Resistivity scaling in CuTi determined from transport measurements and first-principles simulations

Abstract

The resistivity size effect in the ordered intermetallic CuTi compound is quantified using in situ and ex situ thin film resistivity ρ measurements at 295 and 77 K, and density functional theory Fermi surface and electron–phonon scattering calculations. Epitaxial CuTi(001) layers with thickness d = 5.8–149 nm are deposited on MgO(001) at 350 °C and exhibit ρ vs d data that are well described by the classical Fuchs and Sondheimer model, indicating a room-temperature effective electron mean free path λ = 12.5 ± 0.6 nm, a bulk resistivity ρo = 19.5 ± 0.3 μΩ cm, and a temperature-independent product ρoλ = 24.7 × 10−16 Ω m2. First-principles calculations indicate a strongly anisotropic Fermi surface with electron velocities ranging from 0.7 × 105 to 6.6 × 105 m/s, electron–phonon scattering lengths of 0.8–8.5 nm (with an average of 4.6 nm), and a resulting ρo = 20.6 ± 0.2 μΩ cm in the (001) plane, in excellent agreement (7% deviation) with the measurements. However, the measured ρoλ is almost 2.4 times larger than predicted, indicating a break-down of the classical transport models.
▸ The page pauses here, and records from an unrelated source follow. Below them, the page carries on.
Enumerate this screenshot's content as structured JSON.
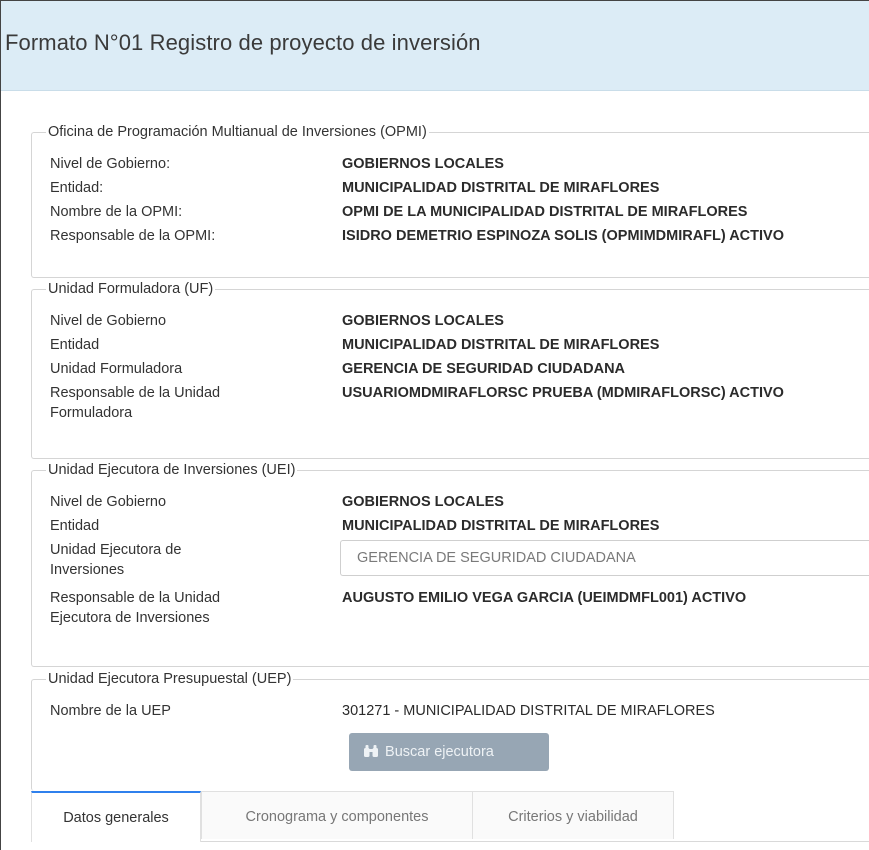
{
  "page": {
    "title": "Formato N°01 Registro de proyecto de inversión"
  },
  "opmi": {
    "legend": "Oficina de Programación Multianual de Inversiones (OPMI)",
    "rows": [
      {
        "label": "Nivel de Gobierno:",
        "value": "GOBIERNOS LOCALES"
      },
      {
        "label": "Entidad:",
        "value": "MUNICIPALIDAD DISTRITAL DE MIRAFLORES"
      },
      {
        "label": "Nombre de la OPMI:",
        "value": "OPMI DE LA MUNICIPALIDAD DISTRITAL DE MIRAFLORES"
      },
      {
        "label": "Responsable de la OPMI:",
        "value": "ISIDRO DEMETRIO ESPINOZA SOLIS (OPMIMDMIRAFL) ACTIVO"
      }
    ]
  },
  "uf": {
    "legend": "Unidad Formuladora (UF)",
    "rows": [
      {
        "label": "Nivel de Gobierno",
        "value": "GOBIERNOS LOCALES"
      },
      {
        "label": "Entidad",
        "value": "MUNICIPALIDAD DISTRITAL DE MIRAFLORES"
      },
      {
        "label": "Unidad Formuladora",
        "value": "GERENCIA DE SEGURIDAD CIUDADANA"
      },
      {
        "label_line1": "Responsable de la Unidad",
        "label_line2": "Formuladora",
        "value": "USUARIOMDMIRAFLORSC PRUEBA (MDMIRAFLORSC) ACTIVO"
      }
    ]
  },
  "uei": {
    "legend": "Unidad Ejecutora de Inversiones (UEI)",
    "rows": [
      {
        "label": "Nivel de Gobierno",
        "value": "GOBIERNOS LOCALES"
      },
      {
        "label": "Entidad",
        "value": "MUNICIPALIDAD DISTRITAL DE MIRAFLORES"
      },
      {
        "label_line1": "Unidad Ejecutora de",
        "label_line2": "Inversiones",
        "select_value": "GERENCIA DE SEGURIDAD CIUDADANA"
      },
      {
        "label_line1": "Responsable de la Unidad",
        "label_line2": "Ejecutora de Inversiones",
        "value": "AUGUSTO EMILIO VEGA GARCIA (UEIMDMFL001) ACTIVO"
      }
    ]
  },
  "uep": {
    "legend": "Unidad Ejecutora Presupuestal (UEP)",
    "label": "Nombre de la UEP",
    "value": "301271 - MUNICIPALIDAD DISTRITAL DE MIRAFLORES",
    "button_label": "Buscar ejecutora",
    "button_icon": "binoculars-icon"
  },
  "tabs": [
    {
      "label": "Datos generales",
      "active": true
    },
    {
      "label": "Cronograma y componentes",
      "active": false
    },
    {
      "label": "Criterios y viabilidad",
      "active": false
    }
  ],
  "colors": {
    "header_bg": "#dcecf6",
    "button_bg": "#97a6b4",
    "tab_active_border": "#2f80ed"
  }
}
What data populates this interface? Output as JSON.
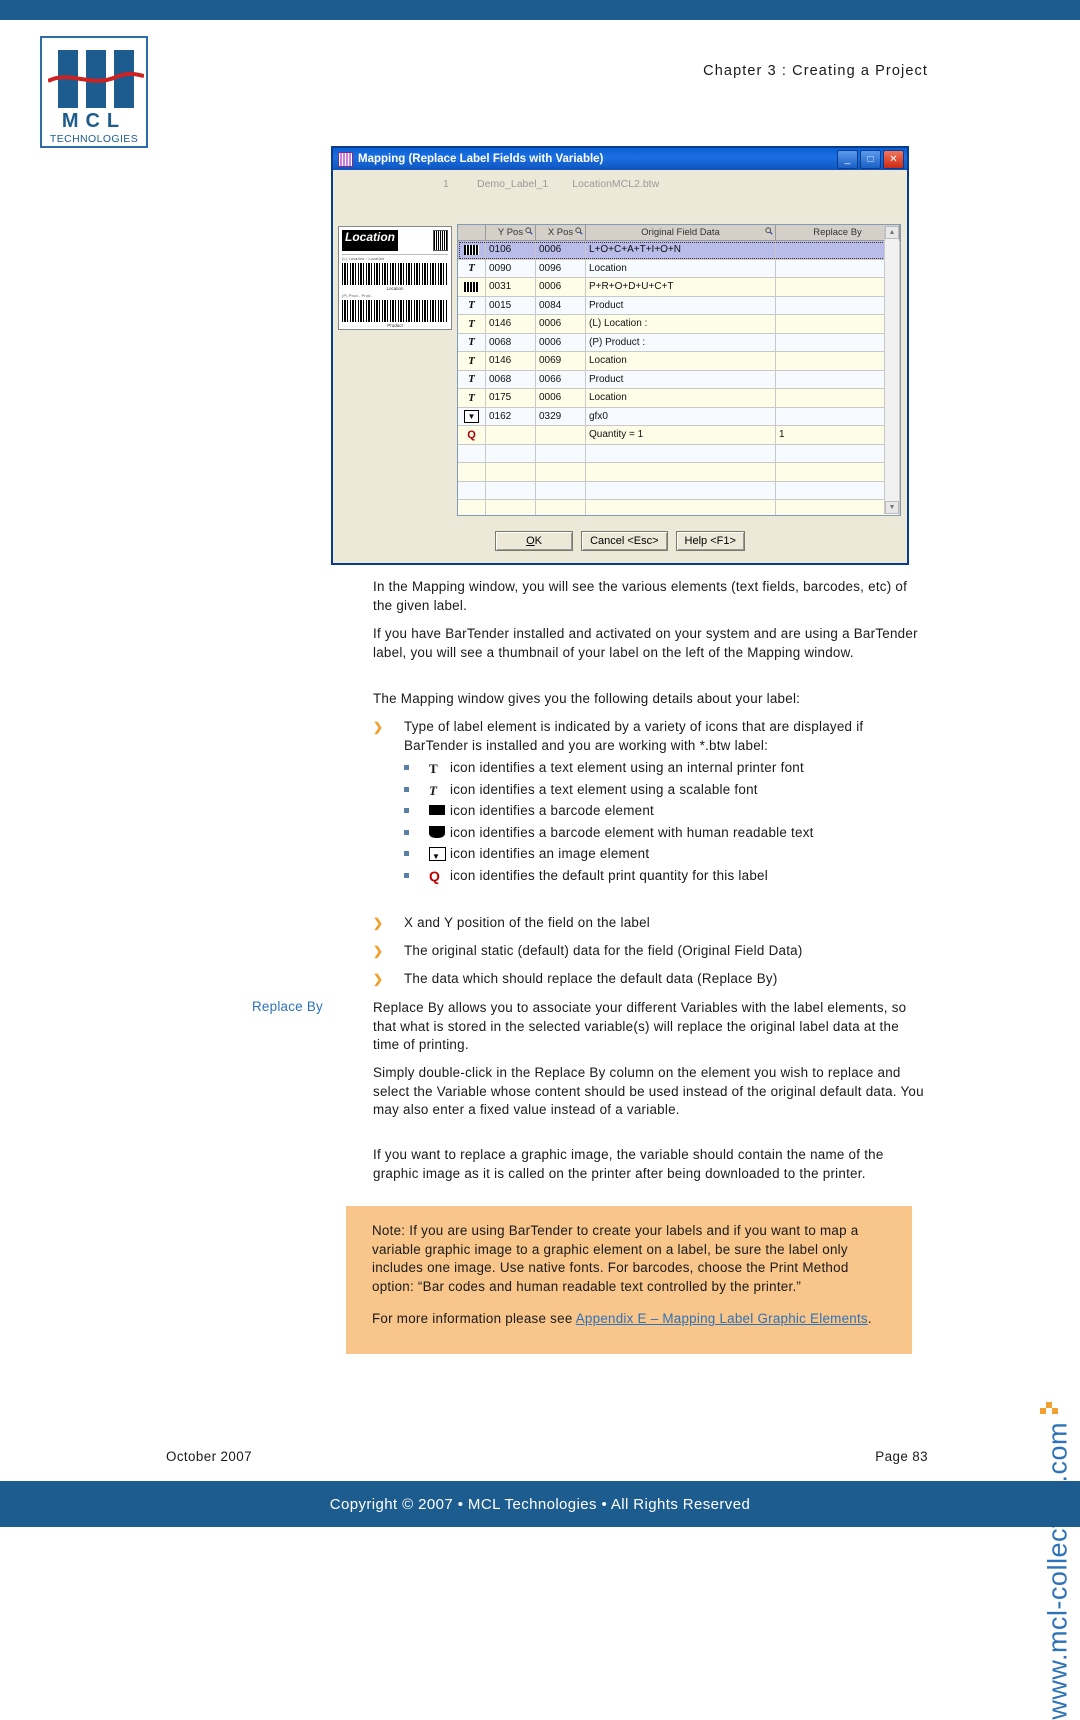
{
  "header": {
    "chapter": "Chapter 3 : Creating a Project",
    "logo_name": "MCL",
    "logo_sub": "TECHNOLOGIES"
  },
  "dialog": {
    "title": "Mapping (Replace Label Fields with Variable)",
    "minimize_label": "_",
    "maximize_label": "□",
    "close_label": "✕",
    "file_row": {
      "num": "1",
      "label": "Demo_Label_1",
      "file": "LocationMCL2.btw"
    },
    "preview": {
      "title": "Location",
      "caption_1": "(L) Location :   Location",
      "barcode_1_label": "Location",
      "caption_2": "(P) Prod..   Prod..",
      "barcode_2_label": "Product"
    },
    "columns": [
      "",
      "Y Pos",
      "X Pos",
      "Original Field Data",
      "Replace By"
    ],
    "rows": [
      {
        "icon": "barcode",
        "y": "0106",
        "x": "0006",
        "original": "L+O+C+A+T+I+O+N",
        "replace": "",
        "selected": true
      },
      {
        "icon": "text-scalable",
        "y": "0090",
        "x": "0096",
        "original": "Location",
        "replace": ""
      },
      {
        "icon": "barcode",
        "y": "0031",
        "x": "0006",
        "original": "P+R+O+D+U+C+T",
        "replace": ""
      },
      {
        "icon": "text-scalable",
        "y": "0015",
        "x": "0084",
        "original": "Product",
        "replace": ""
      },
      {
        "icon": "text-scalable",
        "y": "0146",
        "x": "0006",
        "original": "(L) Location :",
        "replace": ""
      },
      {
        "icon": "text-scalable",
        "y": "0068",
        "x": "0006",
        "original": "(P) Product :",
        "replace": ""
      },
      {
        "icon": "text-scalable",
        "y": "0146",
        "x": "0069",
        "original": "Location",
        "replace": ""
      },
      {
        "icon": "text-scalable",
        "y": "0068",
        "x": "0066",
        "original": "Product",
        "replace": ""
      },
      {
        "icon": "text-scalable",
        "y": "0175",
        "x": "0006",
        "original": "Location",
        "replace": ""
      },
      {
        "icon": "image",
        "y": "0162",
        "x": "0329",
        "original": "gfx0",
        "replace": ""
      },
      {
        "icon": "quantity",
        "y": "",
        "x": "",
        "original": "Quantity =  1",
        "replace": "1"
      },
      {
        "icon": "",
        "y": "",
        "x": "",
        "original": "",
        "replace": ""
      },
      {
        "icon": "",
        "y": "",
        "x": "",
        "original": "",
        "replace": ""
      },
      {
        "icon": "",
        "y": "",
        "x": "",
        "original": "",
        "replace": ""
      },
      {
        "icon": "",
        "y": "",
        "x": "",
        "original": "",
        "replace": ""
      },
      {
        "icon": "",
        "y": "",
        "x": "",
        "original": "",
        "replace": ""
      },
      {
        "icon": "",
        "y": "",
        "x": "",
        "original": "",
        "replace": ""
      }
    ],
    "buttons": {
      "ok": "OK",
      "cancel": "Cancel <Esc>",
      "help": "Help <F1>"
    }
  },
  "body": {
    "p1": "In the Mapping window, you will see the various elements (text fields, barcodes, etc) of the given label.",
    "p2": "If you have BarTender installed and activated on your system and are using a BarTender label, you will see a thumbnail of your label on the left of the Mapping window.",
    "p3": "The Mapping window gives you the following details about your label:",
    "b1": "Type of label element is indicated by a variety of icons that are displayed if BarTender is installed and you are working with *.btw label:",
    "sub1": "icon identifies a text element using an internal printer font",
    "sub2": "icon identifies a text element using a scalable font",
    "sub3": "icon identifies a barcode element",
    "sub4": "icon identifies a barcode element with human readable text",
    "sub5": "icon identifies an image element",
    "sub6": "icon identifies the default print quantity for this label",
    "b2": "X and Y position of the field on the label",
    "b3": "The original static (default) data for the field (Original Field Data)",
    "b4": "The data which should replace the default data (Replace By)",
    "margin_label": "Replace By",
    "p4": "Replace By allows you to associate your different Variables with the label elements, so that what is stored in the selected variable(s) will replace the original label data at the time of printing.",
    "p5": "Simply double-click in the Replace By column on the element you wish to replace and select the Variable whose content should be used instead of the original default data. You may also enter a fixed value instead of a variable.",
    "p6": "If you want to replace a graphic image, the variable should contain the name of the graphic image as it is called on the printer after being downloaded to the printer."
  },
  "note": {
    "text": "Note: If you are using BarTender to create your labels and if you want to map a variable graphic image to a graphic element on a label, be sure the label only includes one image. Use native fonts. For barcodes, choose the Print Method option: “Bar codes and human readable text controlled by the printer.”",
    "more_prefix": "For more information please see ",
    "link": "Appendix E – Mapping Label Graphic Elements",
    "more_suffix": "."
  },
  "watermark": {
    "text": "www.mcl-collection.com"
  },
  "footer": {
    "date": "October 2007",
    "page": "Page  83",
    "copyright": "Copyright © 2007 • MCL Technologies • All Rights Reserved"
  },
  "colors": {
    "brand_blue": "#1d5c8e",
    "accent_orange": "#f0a030",
    "note_bg": "#f8c58a",
    "link": "#2e72b8"
  }
}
Air exposure causes a 6%–30% resistivity increase, suggesting a transition from partially specular (p = 0.5) to completely diffuse surface scattering due to surface oxidation as detected by x-ray photoelectron spectroscopy. Polycrystalline CuTi layers deposited on SiO2/Si substrates exhibit a 001 texture, a grain width that increases with d, and a 74%–163% larger resistivity than the epitaxial layers due to electron scattering at grain boundaries. The overall results suggest that CuTi is a promising candidate for highly scaled interconnects in integrated circuits only if it facilitates liner-free metallization.